İdrar Kaçırma – KADINLARDA İDRAR KAÇIRMA | urolojihakkinda.com

İnkontinans istem dışı idrar kaçırılmasıdır. Mesane içi basınç üretra kapanma basıncını aştığı zaman ortaya çıkar.

İdrarı tutmamızda etkili temel yapılar:

1- Üretranın (idrar yolu) doğal yapısı ve üretrayı saran sfinkter dediğimiz kas tabakaları. Çizgili kaslardan oluşan sfinkter istemli, çizgisiz kaslardan oluşan sfinkter ise isteğimiz dışında kasılıp gevşeyerek idrar tutma olayında rol alırlar.

2- Pelvik tabanı oluşturan adaleler ( levator ani adalesi) ve bunları saran fasyaların oluşturduğu destek. Pelvik organlara sağlanan bu destek özellikle karın içi basıncının arttığı durumlarda oluşabilecek idrar kaçırmaların ( stres tipi idrar kaçırma) önlenmesinde etkilidir.

İdrarı depolama ve periyodik olarak boşaltma olayının kontrolü primer olarak medulla spinaliste sakral yerleşimli spinal refleks işeme merkezinin (parasempatik etkili) kontrolü altındadır.Mesanenin dolmasıyla bu merkeze ulaşan uyarılar sonrası refleks olarak işeme olayı oluşur , ancak bebeklerde böyle gelişen olaylar erişkinde beyin sapındaki işeme merkezinin ve beyinin baskılayıcı uyarıları ile geciktirilebilir ve uygun yer ve zamanda bu baskılayıcı uyarılar kaldırılarak işeme gerçekleşir. Bu nörolojik kontrolde oluşan problemlerde değişik tiplerde idrar kaçırmaya yol açabilir.

Bayanlarda kontinansı ( idrar tutmayı) sağlayan ana mekanizmalar şöyle özetlenebilir.:

1-Mesane kompliansı: Mesane kompliansının normal olması demek mesane dolumu sırasında mesane hacmindeki belirgin artışa rağmen mesane içi basıncında hafif bir artış olmasıdır ,böylece mesane belli bir dolgunluğa eriştikten sonra işeme hissi ve ihtiyacı hissedilir .
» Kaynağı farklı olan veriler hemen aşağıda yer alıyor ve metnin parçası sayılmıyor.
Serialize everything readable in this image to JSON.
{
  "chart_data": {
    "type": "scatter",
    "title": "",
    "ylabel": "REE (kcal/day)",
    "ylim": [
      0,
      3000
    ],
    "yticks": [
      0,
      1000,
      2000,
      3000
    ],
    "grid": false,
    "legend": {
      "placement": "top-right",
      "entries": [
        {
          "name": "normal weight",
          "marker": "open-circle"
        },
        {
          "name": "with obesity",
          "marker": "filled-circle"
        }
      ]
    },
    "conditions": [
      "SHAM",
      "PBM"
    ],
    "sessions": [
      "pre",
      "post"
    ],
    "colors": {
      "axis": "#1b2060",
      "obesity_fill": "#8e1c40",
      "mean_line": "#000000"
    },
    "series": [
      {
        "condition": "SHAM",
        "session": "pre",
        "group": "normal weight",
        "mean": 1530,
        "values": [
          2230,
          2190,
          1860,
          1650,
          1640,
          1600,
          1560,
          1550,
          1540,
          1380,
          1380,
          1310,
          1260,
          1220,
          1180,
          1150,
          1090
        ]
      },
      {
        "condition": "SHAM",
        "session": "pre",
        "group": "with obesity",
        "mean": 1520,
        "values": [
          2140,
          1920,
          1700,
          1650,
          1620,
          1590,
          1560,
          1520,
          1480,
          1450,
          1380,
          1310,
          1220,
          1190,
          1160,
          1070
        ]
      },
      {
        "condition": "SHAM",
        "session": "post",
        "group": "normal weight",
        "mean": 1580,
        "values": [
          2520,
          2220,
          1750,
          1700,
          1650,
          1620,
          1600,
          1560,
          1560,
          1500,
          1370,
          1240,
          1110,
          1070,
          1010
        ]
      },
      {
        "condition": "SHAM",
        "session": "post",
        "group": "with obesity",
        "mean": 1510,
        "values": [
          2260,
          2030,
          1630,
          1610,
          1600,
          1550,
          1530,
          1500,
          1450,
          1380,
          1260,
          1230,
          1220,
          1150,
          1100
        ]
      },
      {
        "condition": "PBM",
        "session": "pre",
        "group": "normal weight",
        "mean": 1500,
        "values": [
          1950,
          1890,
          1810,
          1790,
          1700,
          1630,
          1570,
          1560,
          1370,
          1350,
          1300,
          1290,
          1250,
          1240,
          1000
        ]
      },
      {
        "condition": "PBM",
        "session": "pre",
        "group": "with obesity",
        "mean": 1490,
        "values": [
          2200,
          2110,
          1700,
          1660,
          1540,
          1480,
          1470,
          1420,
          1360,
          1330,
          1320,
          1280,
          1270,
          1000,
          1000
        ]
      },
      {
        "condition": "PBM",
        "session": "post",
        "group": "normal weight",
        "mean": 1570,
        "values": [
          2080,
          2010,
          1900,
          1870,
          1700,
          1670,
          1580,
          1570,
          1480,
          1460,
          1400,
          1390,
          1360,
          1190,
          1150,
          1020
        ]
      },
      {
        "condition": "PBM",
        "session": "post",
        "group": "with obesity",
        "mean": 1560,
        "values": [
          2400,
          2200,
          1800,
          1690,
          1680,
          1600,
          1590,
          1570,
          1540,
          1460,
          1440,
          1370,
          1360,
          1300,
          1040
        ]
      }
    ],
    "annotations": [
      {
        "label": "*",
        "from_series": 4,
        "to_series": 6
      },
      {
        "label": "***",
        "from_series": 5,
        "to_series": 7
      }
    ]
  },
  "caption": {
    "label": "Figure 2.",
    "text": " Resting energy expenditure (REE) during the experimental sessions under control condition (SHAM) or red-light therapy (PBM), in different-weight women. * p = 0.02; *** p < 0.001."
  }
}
2- Etkili üretral sfinkter: Üretra çevresindeki düz ve çizgili sfinkterlerin aktif kontraksiyonu kontinansta önemlidir. Dinlenme anındaki bazal kontraksiyon karın içi basıncın artmasından (öksürme, hapşırma) milisaniyeler önce artarak karıniçi basınca karşı bir güç oluşturur.

3- Etkili pelvik taban desteği: Pelvik taban adaleleri ve fasyaları artan karın içi basıncına karşı alttan bir hamak gibi anatomik ve pasif bir destek sağlarlar.

4- Üretra mukozasının esnekliği ve mukoza altındaki dokunun damardan zengin yapısı üretra kapanmasına katkıda bulunur.

Bayanlarda idrar kaçırma (İK)tipleri sıklık sırasıyla:

1-Stres tipi idrar kaçırma (STİK): %49

2- Sıkışma tipi idrar kaçırma (SıTİK): %22

3–Sıkışma + Stres = karışık tip idrar kaçırma (KTİK): %29

4-Diğer tipte kaçırmalar (taşma tipi, fistül ve ektopik üretere bağlı olanlar…) %2

Bu kaçırma tipleri bazı hastalarda birlikte bulunabilirler ve karışık bir durum yaratabilirler. Diğer bir idrar kaçırma tipi ise daha çok yaşlılarda görülen ve üriner sistem dışı nedenlerle oluşan geçici idrar kaçırmadır.Bunun başlıca nedenleri arasında üriner enfeksiyonlar, atrofik vajinit, psikolojik problemler, bazı ilaçlar, aşırı idrar üretimi, hareket kısıtlaması ve kabızlık sayılabilir.

İdrar kaçırma toplumda görülme oranı yaşla artar, 50 yaşa kadar hafif artma ile %30, 50-70 y arası stabil ve 70 y sonrası tekrar artışla %35-40 lara çıkmaktadır. İdrar kaçırma tiplerinin oranlarıda yaşla değişiklik gösterir .Yaşlılarda karışık ve sıkışma tipi kaçırma daha sık iken genç ve orta yaşta stres tipi kaçırma daha sık görülmektedir.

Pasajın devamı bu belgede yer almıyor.